Funded primarily by a $9.7 million grant from the California Energy Commission, the project will bring 25 zero or near-zero-emission vehicles to the sea terminals of the Port of Long Beach for a year to test their performance in an environment efectivo. The launch event was held at Pacific Container Terminal at Long Beach's Pier J, operated by SSA Terminals, one of three terminals involved in the project.

The ports of Long Beach and Los Angeles in 2017 approved an update to their Clean Air Action Plan, setting a goal for the transition of all terminal equipment to zero emissions by 2030.

The Zero Emissions Terminal Transition Project ushers in a new era in transport electrification and the Port's own transformation to zero emissions.

This project is another example of the goods movement industry, equipment builders, utilities and public agencies moving towards the zero-emissions goal.
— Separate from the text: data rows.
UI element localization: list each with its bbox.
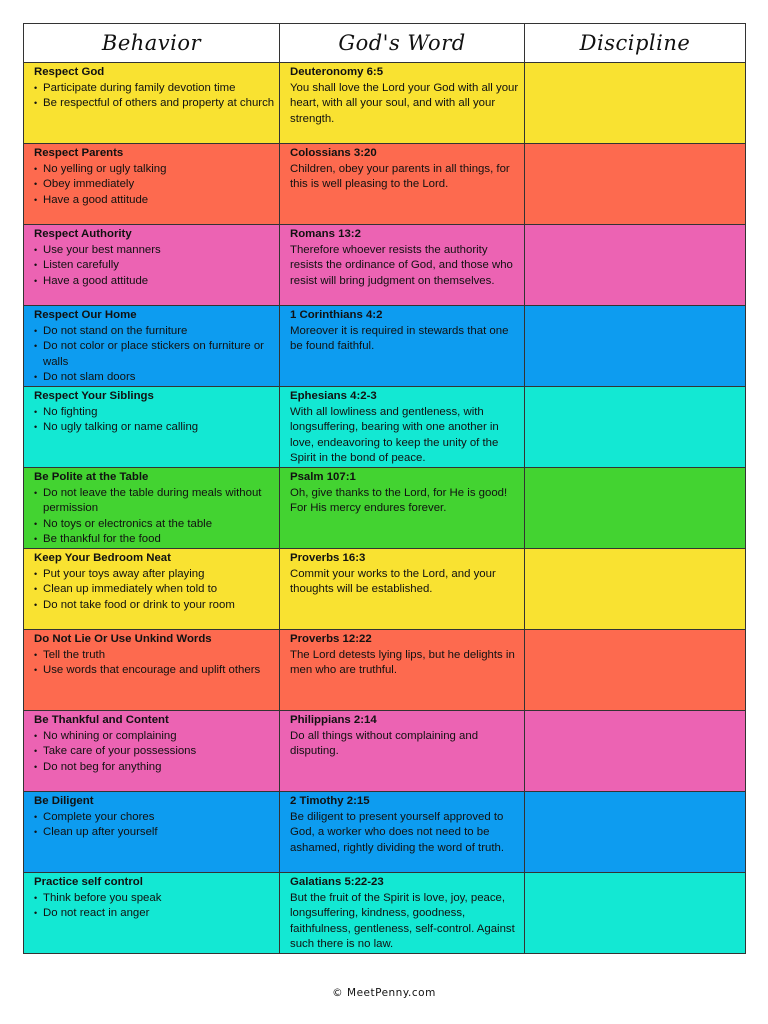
behavior-item: • Do not beg for anything — [34, 760, 275, 776]
scripture-reference: Ephesians 4:2-3 — [290, 390, 377, 402]
behavior-item: • Participate during family devotion time — [34, 81, 275, 97]
behavior-item: • Do not slam doors — [34, 370, 275, 386]
scripture-cell — [280, 306, 525, 387]
copyright-footer: © MeetPenny.com — [332, 987, 436, 999]
behavior-item: • Use words that encourage and uplift others — [34, 663, 275, 679]
behavior-item: • Complete your chores — [34, 810, 275, 826]
behavior-title: Respect Our Home — [34, 309, 137, 321]
scripture-reference: Romans 13:2 — [290, 228, 361, 240]
behavior-cell — [24, 468, 280, 549]
scripture-reference: Deuteronomy 6:5 — [290, 66, 384, 78]
behavior-row — [24, 468, 746, 549]
behavior-cell — [24, 63, 280, 144]
scripture-text: Oh, give thanks to the Lord, for He is good! For His mercy endures forever. — [290, 486, 508, 514]
discipline-cell[interactable] — [525, 873, 746, 954]
scripture-cell — [280, 63, 525, 144]
behavior-list — [34, 405, 275, 436]
discipline-cell[interactable] — [525, 306, 746, 387]
behavior-cell — [24, 549, 280, 630]
behavior-row — [24, 630, 746, 711]
scripture-text: Therefore whoever resists the authority resists the ordinance of God, and those who resist will bring judgment on themselves. — [290, 243, 513, 287]
scripture-text: Commit your works to the Lord, and your thoughts will be established. — [290, 567, 496, 595]
discipline-cell[interactable] — [525, 711, 746, 792]
behavior-list — [34, 162, 275, 209]
behavior-cell — [24, 711, 280, 792]
header-behavior: Behavior — [24, 24, 280, 63]
behavior-item: • Be thankful for the food — [34, 532, 275, 548]
scripture-cell — [280, 225, 525, 306]
behavior-item: • Clean up after yourself — [34, 825, 275, 841]
behavior-cell — [24, 387, 280, 468]
scripture-reference: 2 Timothy 2:15 — [290, 795, 370, 807]
behavior-title: Respect Authority — [34, 228, 132, 240]
scripture-text: Moreover it is required in stewards that one be found faithful. — [290, 324, 509, 352]
behavior-cell — [24, 792, 280, 873]
behavior-row — [24, 873, 746, 954]
behavior-item: • Do not react in anger — [34, 906, 275, 922]
scripture-reference: Proverbs 16:3 — [290, 552, 366, 564]
scripture-cell — [280, 630, 525, 711]
scripture-reference: Proverbs 12:22 — [290, 633, 372, 645]
behavior-item: • No fighting — [34, 405, 275, 421]
scripture-reference: 1 Corinthians 4:2 — [290, 309, 383, 321]
scripture-text: With all lowliness and gentleness, with longsuffering, bearing with one another in love, endeavoring to keep the unity of the Spirit in the bond of peace. — [290, 405, 499, 464]
scripture-cell — [280, 792, 525, 873]
behavior-title: Respect God — [34, 66, 105, 78]
header-discipline: Discipline — [525, 24, 746, 63]
discipline-cell[interactable] — [525, 549, 746, 630]
behavior-item: • Use your best manners — [34, 243, 275, 259]
scripture-reference: Philippians 2:14 — [290, 714, 377, 726]
behavior-list — [34, 324, 275, 386]
scripture-cell — [280, 144, 525, 225]
behavior-item: • Do not leave the table during meals without permission — [34, 486, 275, 517]
behavior-title: Be Diligent — [34, 795, 94, 807]
behavior-cell — [24, 144, 280, 225]
discipline-cell[interactable] — [525, 792, 746, 873]
behavior-row — [24, 549, 746, 630]
behavior-title: Respect Parents — [34, 147, 124, 159]
behavior-item: • Put your toys away after playing — [34, 567, 275, 583]
scripture-reference: Galatians 5:22-23 — [290, 876, 384, 888]
behavior-list — [34, 648, 275, 679]
scripture-text: Be diligent to present yourself approved to God, a worker who does not need to be ashamed, rightly dividing the word of truth. — [290, 810, 505, 854]
discipline-cell[interactable] — [525, 630, 746, 711]
scripture-text: Do all things without complaining and disputing. — [290, 729, 479, 757]
behavior-title: Be Polite at the Table — [34, 471, 149, 483]
behavior-title: Keep Your Bedroom Neat — [34, 552, 171, 564]
behavior-row — [24, 792, 746, 873]
behavior-item: • No ugly talking or name calling — [34, 420, 275, 436]
scripture-text: Children, obey your parents in all things, for this is well pleasing to the Lord. — [290, 162, 510, 190]
behavior-item: • Do not stand on the furniture — [34, 324, 275, 340]
behavior-list — [34, 81, 275, 112]
behavior-list — [34, 810, 275, 841]
behavior-list — [34, 729, 275, 776]
behavior-item: • Tell the truth — [34, 648, 275, 664]
discipline-cell[interactable] — [525, 387, 746, 468]
scripture-reference: Colossians 3:20 — [290, 147, 377, 159]
scripture-text: But the fruit of the Spirit is love, joy, peace, longsuffering, kindness, goodness, faithfulness, gentleness, self-control. Against such there is no law. — [290, 891, 515, 950]
behavior-item: • Take care of your possessions — [34, 744, 275, 760]
behavior-row — [24, 306, 746, 387]
discipline-cell[interactable] — [525, 63, 746, 144]
behavior-row — [24, 63, 746, 144]
behavior-item: • Have a good attitude — [34, 193, 275, 209]
behavior-list — [34, 567, 275, 614]
scripture-text: You shall love the Lord your God with all your heart, with all your soul, and with all your strength. — [290, 81, 519, 125]
behavior-row — [24, 225, 746, 306]
scripture-cell — [280, 549, 525, 630]
behavior-cell — [24, 630, 280, 711]
scripture-reference: Psalm 107:1 — [290, 471, 356, 483]
behavior-list — [34, 891, 275, 922]
behavior-title: Respect Your Siblings — [34, 390, 154, 402]
behavior-list — [34, 243, 275, 290]
behavior-item: • Think before you speak — [34, 891, 275, 907]
behavior-cell — [24, 225, 280, 306]
behavior-row — [24, 387, 746, 468]
scripture-cell — [280, 468, 525, 549]
scripture-cell — [280, 387, 525, 468]
behavior-item: • Do not color or place stickers on furniture or walls — [34, 339, 275, 370]
behavior-item: • No toys or electronics at the table — [34, 517, 275, 533]
behavior-item: • No yelling or ugly talking — [34, 162, 275, 178]
behavior-title: Practice self control — [34, 876, 143, 888]
scripture-cell — [280, 873, 525, 954]
behavior-item: • Do not take food or drink to your room — [34, 598, 275, 614]
behavior-row — [24, 144, 746, 225]
scripture-text: The Lord detests lying lips, but he delights in men who are truthful. — [290, 648, 515, 676]
behavior-cell — [24, 306, 280, 387]
behavior-list — [34, 486, 275, 548]
header-gods-word: God's Word — [280, 24, 525, 63]
behavior-chart — [23, 23, 746, 954]
behavior-item: • Be respectful of others and property at church — [34, 96, 275, 112]
behavior-item: • No whining or complaining — [34, 729, 275, 745]
header-row — [24, 24, 746, 63]
behavior-title: Do Not Lie Or Use Unkind Words — [34, 633, 212, 645]
behavior-cell — [24, 873, 280, 954]
behavior-item: • Listen carefully — [34, 258, 275, 274]
behavior-title: Be Thankful and Content — [34, 714, 169, 726]
behavior-item: • Obey immediately — [34, 177, 275, 193]
behavior-item: • Clean up immediately when told to — [34, 582, 275, 598]
behavior-row — [24, 711, 746, 792]
discipline-cell[interactable] — [525, 144, 746, 225]
discipline-cell[interactable] — [525, 468, 746, 549]
behavior-item: • Have a good attitude — [34, 274, 275, 290]
discipline-cell[interactable] — [525, 225, 746, 306]
scripture-cell — [280, 711, 525, 792]
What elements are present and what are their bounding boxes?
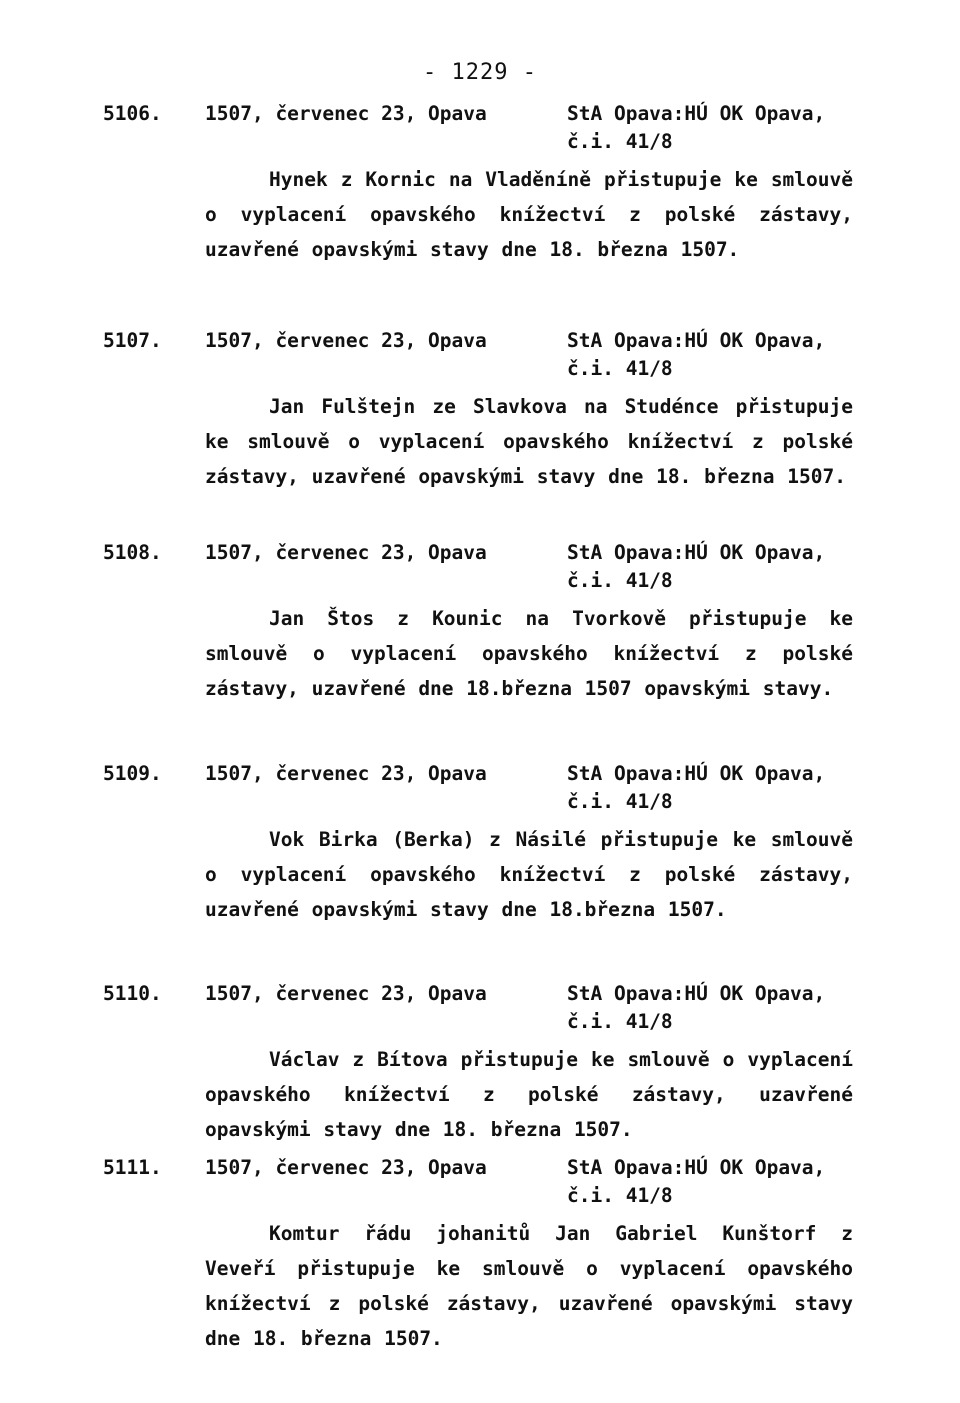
entry-date-place: 1507, červenec 23, Opava [205, 762, 487, 785]
entry-text: Jan Fulštejn ze Slavkova na Studénce přistupuje ke smlouvě o vyplacení opavského knížectví z polské zástavy, uzavřené opavskými stavy dne 18. března 1507. [205, 395, 853, 488]
entry-date-place: 1507, červenec 23, Opava [205, 1156, 487, 1179]
entry-archive-source: StA Opava:HÚ OK Opava, [567, 102, 826, 125]
entry-number: 5109. [103, 762, 162, 785]
entry-archive-source: StA Opava:HÚ OK Opava, [567, 329, 826, 352]
entry-date-place: 1507, červenec 23, Opava [205, 102, 487, 125]
entry-number: 5110. [103, 982, 162, 1005]
entry-archive-source: StA Opava:HÚ OK Opava, [567, 762, 826, 785]
entry-reference: č.i. 41/8 [567, 790, 673, 813]
entry-reference: č.i. 41/8 [567, 130, 673, 153]
entry-number: 5108. [103, 541, 162, 564]
entry-reference: č.i. 41/8 [567, 569, 673, 592]
page-number: - 1229 - [423, 60, 537, 85]
entry-reference: č.i. 41/8 [567, 357, 673, 380]
entry-reference: č.i. 41/8 [567, 1010, 673, 1033]
entry-date-place: 1507, červenec 23, Opava [205, 329, 487, 352]
entry-text: Václav z Bítova přistupuje ke smlouvě o vyplacení opavského knížectví z polské zástavy, uzavřené opavskými stavy dne 18. března 1507. [205, 1048, 853, 1141]
entry-reference: č.i. 41/8 [567, 1184, 673, 1207]
entry-text: Jan Štos z Kounic na Tvorkově přistupuje ke smlouvě o vyplacení opavského knížectví z polské zástavy, uzavřené dne 18.března 1507 opavskými stavy. [205, 607, 853, 700]
entry-text: Vok Birka (Berka) z Násilé přistupuje ke smlouvě o vyplacení opavského knížectví z polské zástavy, uzavřené opavskými stavy dne 18.března 1507. [205, 828, 853, 921]
entry-text: Hynek z Kornic na Vladěníně přistupuje ke smlouvě o vyplacení opavského knížectví z polské zástavy, uzavřené opavskými stavy dne 18. března 1507. [205, 168, 853, 261]
entry-date-place: 1507, červenec 23, Opava [205, 541, 487, 564]
entry-archive-source: StA Opava:HÚ OK Opava, [567, 1156, 826, 1179]
entry-date-place: 1507, červenec 23, Opava [205, 982, 487, 1005]
entry-archive-source: StA Opava:HÚ OK Opava, [567, 982, 826, 1005]
entry-number: 5107. [103, 329, 162, 352]
entry-number: 5106. [103, 102, 162, 125]
entry-text: Komtur řádu johanitů Jan Gabriel Kunštorf z Veveří přistupuje ke smlouvě o vyplacení opavského knížectví z polské zástavy, uzavřené opavskými stavy dne 18. března 1507. [205, 1222, 853, 1350]
entry-number: 5111. [103, 1156, 162, 1179]
entry-archive-source: StA Opava:HÚ OK Opava, [567, 541, 826, 564]
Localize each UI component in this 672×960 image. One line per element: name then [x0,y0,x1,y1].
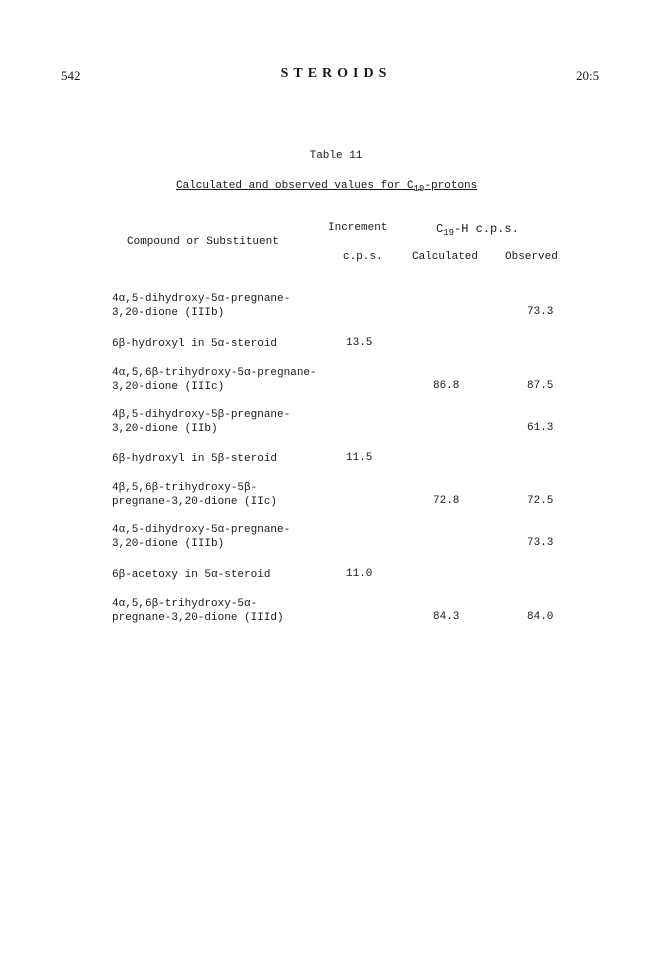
row-observed: 73.3 [527,537,554,549]
row-observed: 73.3 [527,306,554,318]
row-increment: 11.5 [346,452,373,464]
row-compound [112,568,270,582]
row-compound-line: 4α,5,6β-trihydroxy-5α- [112,598,258,610]
row-compound [112,337,277,351]
row-calculated: 86.8 [433,380,460,392]
row-compound-line: 4α,5-dihydroxy-5α-pregnane- [112,524,291,536]
header-c19-subscript: 19 [443,228,455,238]
header-observed: Observed [505,251,558,263]
row-compound-line: 6β-hydroxyl in 5α-steroid [112,338,278,350]
caption-subscript: 19 [413,184,425,194]
row-compound [112,366,317,394]
header-c19 [436,222,519,238]
caption-text: Calculated and observed values for C [176,180,414,192]
row-observed: 84.0 [527,611,554,623]
caption-suffix: -protons [424,180,478,192]
header-c19-suffix: -H c.p.s. [454,222,519,236]
row-compound-line: 3,20-dione (IIIb) [112,538,225,550]
header-calculated: Calculated [412,251,479,263]
header-c19-prefix: C [436,222,444,236]
row-observed: 61.3 [527,422,554,434]
row-compound [112,452,277,466]
row-increment: 13.5 [346,337,373,349]
issue-number: 20:5 [576,68,600,83]
row-compound [112,408,290,436]
header-increment-unit: c.p.s. [343,251,383,263]
row-compound [112,292,290,320]
row-compound-line: 4β,5-dihydroxy-5β-pregnane- [112,409,291,421]
row-compound [112,523,290,551]
header-compound: Compound or Substituent [127,236,279,248]
table-caption [176,180,477,194]
row-compound-line: pregnane-3,20-dione (IIc) [112,496,278,508]
row-compound [112,597,284,625]
row-compound-line: pregnane-3,20-dione (IIId) [112,612,284,624]
row-compound [112,481,277,509]
page-number: 542 [61,68,81,83]
row-calculated: 84.3 [433,611,460,623]
row-increment: 11.0 [346,568,373,580]
row-compound-line: 6β-acetoxy in 5α-steroid [112,569,271,581]
row-compound-line: 6β-hydroxyl in 5β-steroid [112,453,278,465]
row-compound-line: 4α,5-dihydroxy-5α-pregnane- [112,293,291,305]
journal-title: STEROIDS [280,66,392,81]
row-compound-line: 3,20-dione (IIIc) [112,381,225,393]
row-observed: 72.5 [527,495,554,507]
header-increment: Increment [328,222,388,234]
row-compound-line: 4α,5,6β-trihydroxy-5α-pregnane- [112,367,317,379]
row-compound-line: 3,20-dione (IIIb) [112,307,225,319]
row-compound-line: 4β,5,6β-trihydroxy-5β- [112,482,258,494]
row-observed: 87.5 [527,380,554,392]
table-title: Table 11 [309,150,363,162]
row-compound-line: 3,20-dione (IIb) [112,423,218,435]
row-calculated: 72.8 [433,495,460,507]
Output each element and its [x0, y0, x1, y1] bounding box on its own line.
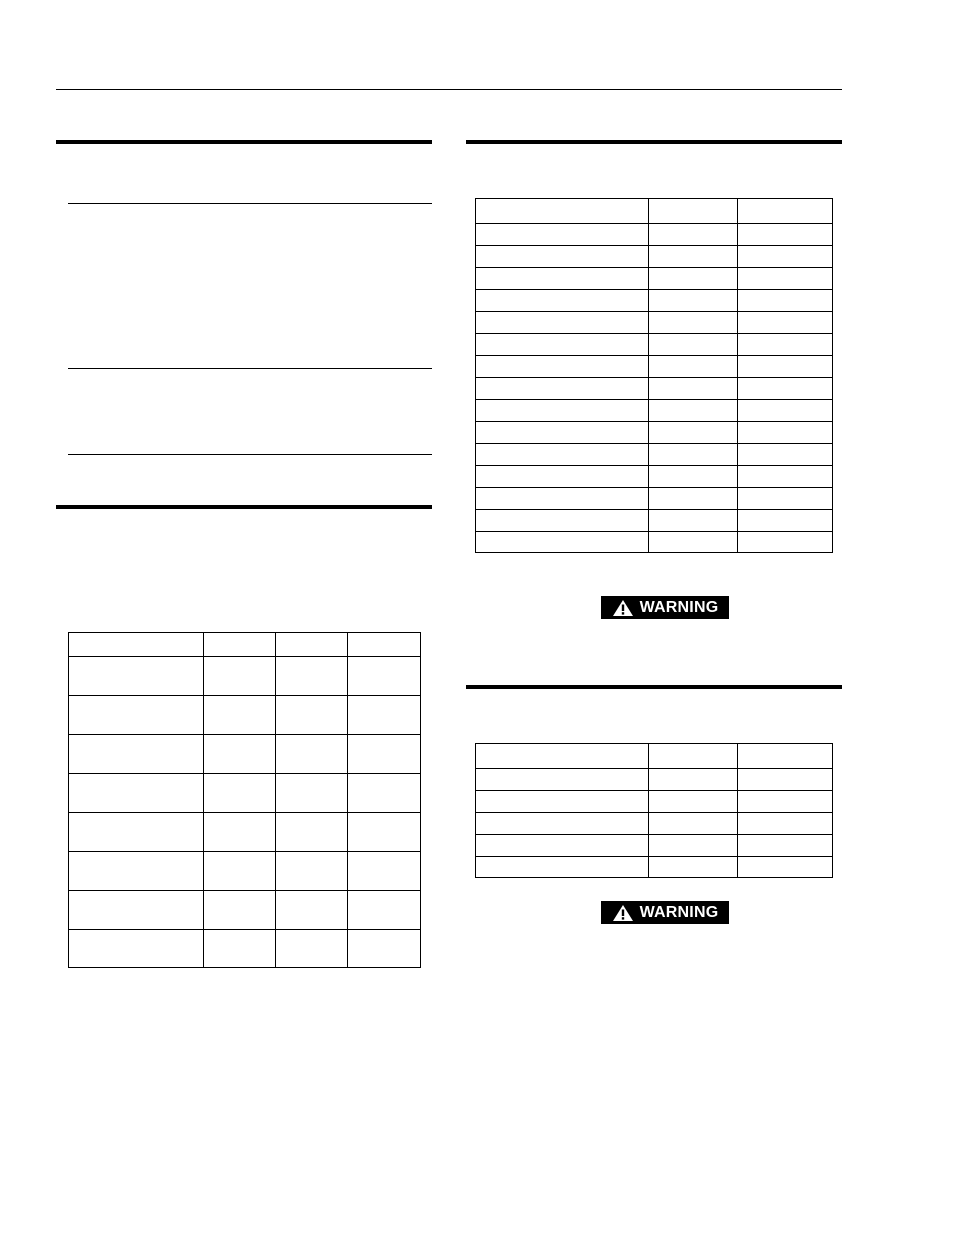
page-header-rule — [56, 89, 842, 90]
table-cell — [476, 769, 649, 791]
table-cell — [649, 444, 738, 466]
table-row — [69, 696, 421, 735]
table-row — [476, 791, 833, 813]
table-row — [476, 510, 833, 532]
table-cell — [649, 400, 738, 422]
table-row — [476, 290, 833, 312]
table-cell — [649, 532, 738, 553]
table-cell — [476, 466, 649, 488]
table-row — [476, 268, 833, 290]
table-cell — [276, 633, 348, 657]
table-row — [476, 422, 833, 444]
table-cell — [476, 312, 649, 334]
table-row — [476, 769, 833, 791]
table-cell — [476, 791, 649, 813]
table-cell — [476, 199, 649, 224]
table-cell — [649, 312, 738, 334]
table-cell — [348, 813, 421, 852]
table-row — [69, 813, 421, 852]
table-cell — [649, 835, 738, 857]
table-cell — [204, 852, 276, 891]
table-cell — [738, 246, 833, 268]
right-spec-table-2 — [475, 743, 833, 878]
table-cell — [476, 356, 649, 378]
table-row — [69, 735, 421, 774]
table-cell — [276, 735, 348, 774]
table-cell — [649, 356, 738, 378]
warning-label: WARNING — [639, 598, 719, 616]
warning-badge — [601, 901, 729, 924]
table-row — [69, 657, 421, 696]
table-cell — [348, 657, 421, 696]
table-cell — [738, 813, 833, 835]
table-cell — [738, 466, 833, 488]
table-cell — [348, 696, 421, 735]
table-cell — [276, 696, 348, 735]
table-cell — [649, 791, 738, 813]
table-row — [69, 852, 421, 891]
table-cell — [649, 813, 738, 835]
table-cell — [69, 930, 204, 968]
table-cell — [649, 290, 738, 312]
table-cell — [204, 696, 276, 735]
table-row — [476, 312, 833, 334]
table-cell — [69, 696, 204, 735]
table-cell — [649, 488, 738, 510]
table-cell — [204, 633, 276, 657]
table-cell — [476, 835, 649, 857]
table-row — [476, 835, 833, 857]
table-cell — [649, 857, 738, 878]
table-cell — [738, 356, 833, 378]
table-cell — [476, 246, 649, 268]
table-cell — [649, 199, 738, 224]
table-cell — [348, 852, 421, 891]
table-cell — [649, 744, 738, 769]
table-row — [476, 400, 833, 422]
table-cell — [476, 422, 649, 444]
table-cell — [738, 334, 833, 356]
table-row — [476, 224, 833, 246]
table-header-row — [476, 744, 833, 769]
table-cell — [476, 334, 649, 356]
table-row — [476, 356, 833, 378]
table-row — [69, 930, 421, 968]
table-cell — [649, 378, 738, 400]
table-cell — [276, 813, 348, 852]
warning-label: WARNING — [639, 903, 719, 921]
table-cell — [476, 268, 649, 290]
table-cell — [204, 930, 276, 968]
table-cell — [738, 857, 833, 878]
table-cell — [69, 774, 204, 813]
table-cell — [476, 744, 649, 769]
table-cell — [476, 857, 649, 878]
table-cell — [276, 891, 348, 930]
table-cell — [649, 246, 738, 268]
table-cell — [476, 488, 649, 510]
table-cell — [69, 657, 204, 696]
table-cell — [476, 444, 649, 466]
table-cell — [738, 400, 833, 422]
table-cell — [348, 735, 421, 774]
table-cell — [476, 532, 649, 553]
table-cell — [738, 312, 833, 334]
table-cell — [649, 466, 738, 488]
table-cell — [276, 657, 348, 696]
table-cell — [738, 835, 833, 857]
table-cell — [738, 378, 833, 400]
table-cell — [276, 774, 348, 813]
table-row — [476, 813, 833, 835]
table-row — [476, 444, 833, 466]
table-cell — [738, 422, 833, 444]
table-cell — [69, 813, 204, 852]
table-cell — [649, 224, 738, 246]
table-cell — [348, 930, 421, 968]
table-cell — [738, 532, 833, 553]
section-rule-right-2 — [466, 685, 842, 689]
table-cell — [348, 633, 421, 657]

this project addresses one of Southern California's greatest challenges: cleaning up the air and reducing the harmful greenhouse gases that cause climate change. SCE's vision of a clean energy future means partnering with the Port and other SCE customers to electrify transportation, as well as working hard to ensure that the electricity provided to power those vehicles is produced with clean and renewable resources.

The project is expected to reduce greenhouse gases by more than 1,323 tonnes and smog-causing nitrogen oxides by 27 tonnes each year. In addition, switching to zero-emission equipment is expected to save more than 270,000 gallons of diesel fuel.

The project will include converting nine electric -diesel RTG (Rubber tire gantry) cranes into all-electric equipment into a single terminal, purchasing 12 electric battery yard tractors for two more terminals and converting four LNG trucks into plug-in hybrids for a cargo carrier.